As fulfilling an experience as managing a dealership can be, it’s far from easy. You should go into this role understanding all the tasks ahead of you so you can run the business effectively. In that spirit, here are five behind-the-scenes duties you’ll take on as a general manager.
1: Setting Dealership Goals and Strategies
As general manager, you’ll be in charge of the dealership’s direction. Consequently, you’ll evaluate where you stand as a company and use that insight to set monthly, annual and long-term goals and strategies to meet them.
Keep in mind that this planning applies to more than just sales. Aftermarket services and parts account for 49.6% of gross profits on average, so your strategies should also include service-related changes. Determining these goals and effective paths toward them will require substantial business acumen and analytical skills, so be prepared for that.
2: Managing Finances
Relatedly, dealership general managers must also manage the company’s finances. On top of setting goals and strategies, you’ll need to determine budgets to sustain profits and ensure growth. These decisions will help direct revenue goals, hiring practises, ordering and more.
As a manager, you’ll decide how to divide funds between advertising, inventory, insurance, salaries and more. Similarly, you’ll approve or deny sales contracts and look for new business opportunities to increase revenue or profits. Prepare for some difficult decisions in this area, as conflict may arise during slumps.
3: Managing Inventory
One part of managing a dealership that many people don’t think about is handling the inventory. You’ll have to decide:
- When to order new vehicles and parts
- What to order
- How much to get
- How to organise and preserve the lot
On the surface, these decisions require regularly assessing stock levels, budgets and sales patterns. You should also consider broader supply chain issues, as disruptions with suppliers and logistics partners can heavily affect your inventory levels. Thankfully, there are plenty of supply chain educational resources available you can use to learn more about these considerations.
4: Handle Workforce Issues
General managers are the captain of the ship, which means you’ll direct your crew. You’ll be the final authority for all other employees in the workspace, so it falls to you to ensure they’re motivated, engaged, productive and satisfied.
Some of the biggest considerations in this area are managing salaries and benefits. You want to ensure you pay people well to attract and retain workers, but you also want to stay within budget. You’ll also be in charge of initiatives to improve productivity or engagement, as well as working with HR to maintain a positive work environment.
5: Analysing the Market
While many general manager duties focus on internal company operations, you’ll also have to look outwardly. To run a successful dealership, you’ll have to respond to changing markets. That means keeping pace with shifting customer demands, competitor pricing, consumer sentiment and spending habits.

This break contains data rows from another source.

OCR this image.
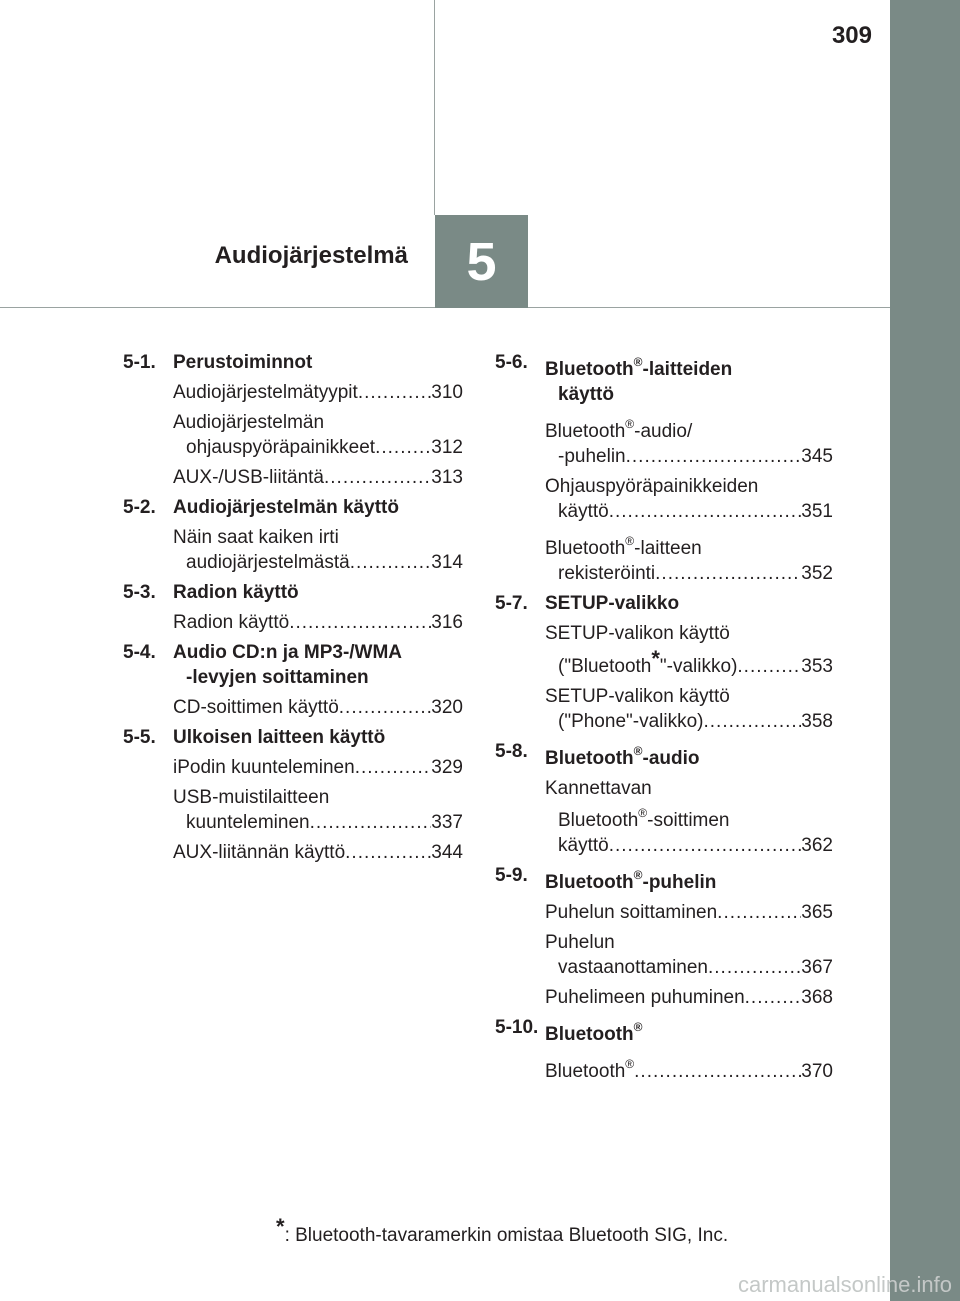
309
Audiojärjestelmä	5
5-1. Perustoiminnot
Audiojärjestelmätyypit .....	310
Audiojärjestelmän
ohjauspyöräpainikkeet .....	312
AUX-/USB-liitäntä .....	313
5-2. Audiojärjestelmän käyttö
Näin saat kaiken irti
audiojärjestelmästä .....	314
5-3. Radion käyttö
Radion käyttö .....	316
5-4. Audio CD:n ja MP3-/WMA
-levyjen soittaminen
CD-soittimen käyttö .....	320
5-5. Ulkoisen laitteen käyttö
iPodin kuunteleminen .....	329
USB-muistilaitteen
kuunteleminen .....	337
AUX-liitännän käyttö .....	344
5-6. Bluetooth®-laitteiden
käyttö
Bluetooth®-audio/
-puhelin .....	345
Ohjauspyöräpainikkeiden
käyttö .....	351
Bluetooth®-laitteen
rekisteröinti .....	352
5-7. SETUP-valikko
SETUP-valikon käyttö
("Bluetooth*"-valikko) .....	353
SETUP-valikon käyttö
("Phone"-valikko) .....	358
5-8. Bluetooth®-audio
Kannettavan
Bluetooth®-soittimen
käyttö .....	362
5-9. Bluetooth®-puhelin
Puhelun soittaminen .....	365
Puhelun
vastaanottaminen .....	367
Puhelimeen puhuminen .....	368
5-10. Bluetooth®
Bluetooth® .....	370
*: Bluetooth-tavaramerkin omistaa Bluetooth SIG, Inc.
carmanualsonline.info
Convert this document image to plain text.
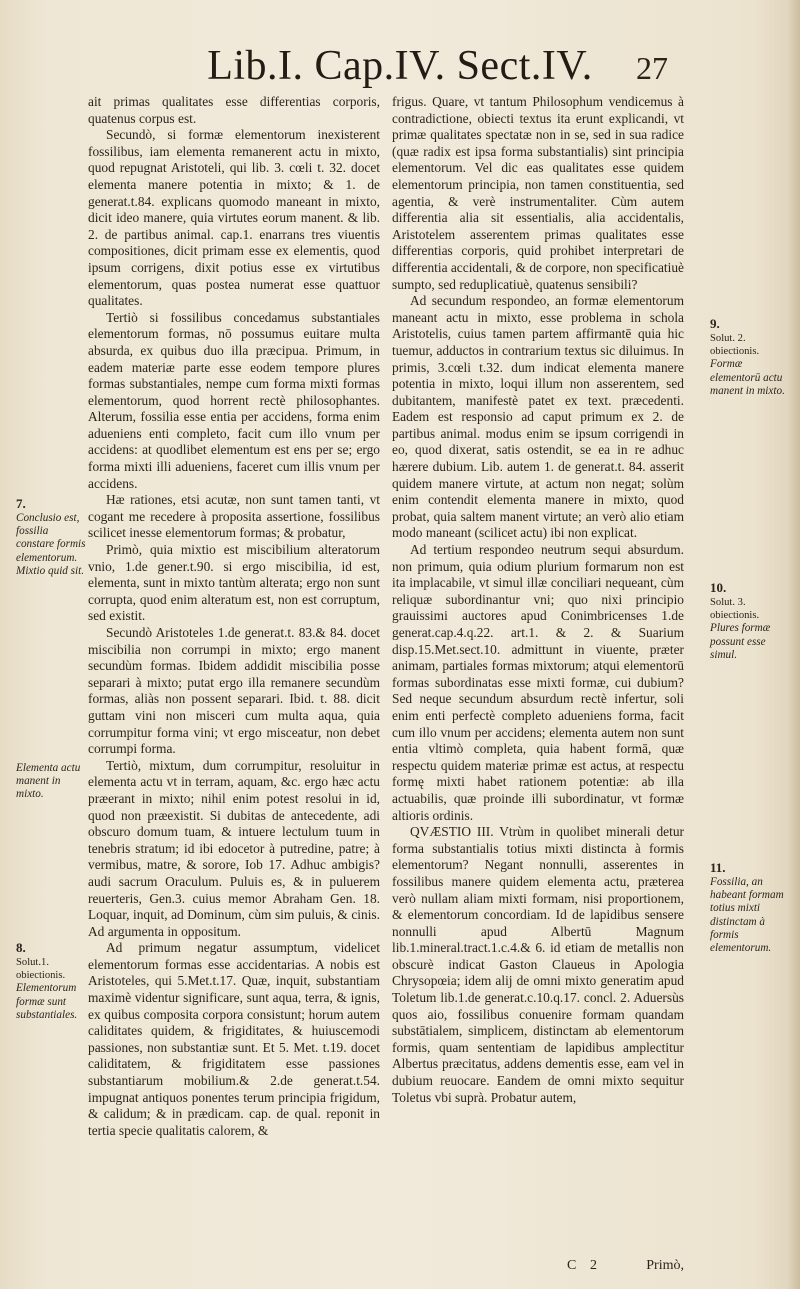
Lib.I. Cap.IV. Sect.IV.	27

ait primas qualitates esse differentias corporis, quatenus corpus est.

Secundò, si formæ elementorum inexisterent fossilibus, iam elementa remanerent actu in mixto, quod repugnat Aristoteli, qui lib. 3. cœli t. 32. docet elementa manere potentia in mixto; & 1. de generat.t.84. explicans quomodo maneant in mixto, dicit ideo manere, quia virtutes eorum manent. & lib. 2. de partibus animal. cap.1. enarrans tres viuentis compositiones, dicit primam esse ex elementis, quod ipsum corrigens, dixit potius esse ex virtutibus elementorum, quas postea numerat esse quattuor qualitates.

Tertiò si fossilibus concedamus substantiales elementorum formas, nō possumus euitare multa absurda, ex quibus duo illa præcipua. Primum, in eadem materiæ parte esse eodem tempore plures formas substantiales, nempe cum forma mixti formas elementorum, quod horrent rectè philosophantes. Alterum, fossilia esse entia per accidens, forma enim adueniens enti completo, facit cum illo vnum per accidens: at quodlibet elementum est ens per se; ergo forma mixti illi adueniens, faceret cum illis vnum per accidens.

Hæ rationes, etsi acutæ, non sunt tamen tanti, vt cogant me recedere à proposita assertione, fossilibus scilicet inesse elementorum formas; & probatur,

Primò, quia mixtio est miscibilium alteratorum vnio, 1.de gener.t.90. si ergo miscibilia, id est, elementa, sunt in mixto tantùm alterata; ergo non sunt corrupta, quod enim alteratum est, non est corruptum, sed existit.

Secundò Aristoteles 1.de generat.t. 83.& 84. docet miscibilia non corrumpi in mixto; ergo manent secundùm formas. Ibidem addidit miscibilia posse separari à mixto; putat ergo illa remanere secundùm formas, aliàs non possent separari. Ibid. t. 88. dicit guttam vini non misceri cum multa aqua, quia corrumpitur forma vini; vt ergo misceatur, non debet corrumpi forma.

Tertiò, mixtum, dum corrumpitur, resoluitur in elementa actu vt in terram, aquam, &c. ergo hæc actu præerant in mixto; nihil enim potest resolui in id, quod non præexistit. Si dubitas de antecedente, adi obscuro domum tuam, & intuere lectulum tuum in tenebris stratum; id ibi edocetor à putredine, patre; à vermibus, matre, & sorore, Iob 17. Adhuc ambigis? audi sacrum Oraculum. Puluis es, & in puluerem reuerteris, Gen.3. cuius memor Abraham Gen. 18. Loquar, inquit, ad Dominum, cùm sim puluis, & cinis. Ad argumenta in oppositum.

Ad primum negatur assumptum, videlicet elementorum formas esse accidentarias. A nobis est Aristoteles, qui 5.Met.t.17. Quæ, inquit, substantiam maximè videntur significare, sunt aqua, terra, & ignis, ex quibus composita corpora consistunt; horum autem caliditates quidem, & frigiditates, & huiuscemodi passiones, non substantiæ sunt. Et 5. Met. t.19. docet caliditatem, & frigiditatem esse passiones substantiarum mobilium.& 2.de generat.t.54. impugnat antiquos ponentes terum principia frigidum, & calidum; & in prædicam. cap. de qual. reponit in tertia specie qualitatis calorem, &

frigus. Quare, vt tantum Philosophum vendicemus à contradictione, obiecti textus ita erunt explicandi, vt primæ qualitates spectatæ non in se, sed in sua radice (quæ radix est ipsa forma substantialis) sint principia elementorum. Vel dic eas qualitates esse quidem elementorum principia, non tamen constituentia, sed agentia, & verè instrumentaliter. Cùm autem differentia alia sit essentialis, alia accidentalis, Aristotelem asserentem primas qualitates esse differentias corporis, quid prohibet interpretari de differentia accidentali, & de corpore, non specificatiuè sumpto, sed reduplicatiuè, quatenus sensibili?

Ad secundum respondeo, an formæ elementorum maneant actu in mixto, esse problema in schola Aristotelis, cuius tamen partem affirmantē quia hic tuemur, adductos in contrarium textus sic diluimus. In primis, 3.cœli t.32. dum indicat elementa manere potentia in mixto, loqui illum non asserentem, sed dubitantem, manifestè patet ex text. præcedenti. Eadem est responsio ad caput primum ex 2. de partibus animal. modus enim se ipsum corrigendi in eo, quod dixerat, satis ostendit, se ea in re adhuc hærere dubium. Lib. autem 1. de generat.t. 84. asserit quidem manere virtute, at actum non negat; solùm enim contendit elementa manere in mixto, quod probat, quia saltem manent virtute; an verò alio etiam modo maneant (scilicet actu) ibi non explicat.

Ad tertium respondeo neutrum sequi absurdum. non primum, quia odium plurium formarum non est ita implacabile, vt simul illæ conciliari nequeant, cùm reliquæ subordinantur vni; quo nixi principio grauissimi auctores apud Conimbricenses 1.de generat.cap.4.q.22. art.1. & 2. & Suarium disp.15.Met.sect.10. admittunt in viuente, præter animam, partiales formas mixtorum; atqui elementorū formas subordinatas esse mixti formæ, cui dubium? Sed neque secundum absurdum rectè infertur, soli enim enti perfectè completo adueniens forma, facit cum illo vnum per accidens; elementa autem non sunt entia vltimò completa, quia habent formā, quæ respectu quidem materiæ primæ est actus, at respectu formę mixti habet rationem potentiæ: ab illa actuabilis, quæ proinde illi subordinatur, vt formæ altioris ordinis.

QVÆSTIO III. Vtrùm in quolibet minerali detur forma substantialis totius mixti distincta à formis elementorum? Negant nonnulli, asserentes in fossilibus manere quidem elementa actu, præterea verò nullam aliam mixti formam, nisi proportionem, & elementorum concordiam. Id de lapidibus sensere nonnulli apud Albertū Magnum lib.1.mineral.tract.1.c.4.& 6. id etiam de metallis non obscurè indicat Gaston Claueus in Apologia Chrysopœia; idem alij de omni mixto generatim apud Toletum lib.1.de generat.c.10.q.17. concl. 2. Aduersùs quos aio, fossilibus conuenire formam quandam substātialem, simplicem, distinctam ab elementorum formis, quam sententiam de lapidibus amplectitur Albertus præcitatus, addens dementis esse, eam vel in dubium reuocare. Eandem de omni mixto sequitur Toletus vbi suprà. Probatur autem,

C 2	Primò,
7.
Conclusio est, fossilia constare formis elementorum. Mixtio quid sit.
Elementa actu manent in mixto.
8.
Solut.1. obiectionis.
Elementorum formæ sunt substantiales.
9.
Solut. 2. obiectionis.
Formæ elementorū actu manent in mixto.
10.
Solut. 3. obiectionis.
Plures formæ possunt esse simul.
11.
Fossilia, an habeant formam totius mixti distinctam à formis elementorum.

You may have to alter inventories or sales strategies as markets evolve. As sustainability becomes a significant concern and EV conversions become more popular, you may try to get and sell more eco-friendly vehicles. Alternatively, you could rethink financing strategies if consumers start spending less on big purchases.
Understand Your New Responsibilities
Being a general manager at a dealership comes with many new responsibilities. If you know what to expect from these, you can approach them confidently and steer your business in the right direction.
These five behind-the-scenes duties aren’t all you’ll have to do, but they’re some of management's most important but overlookable aspects. As you step into your new role, remember these responsibilities to manage your dealership effectively.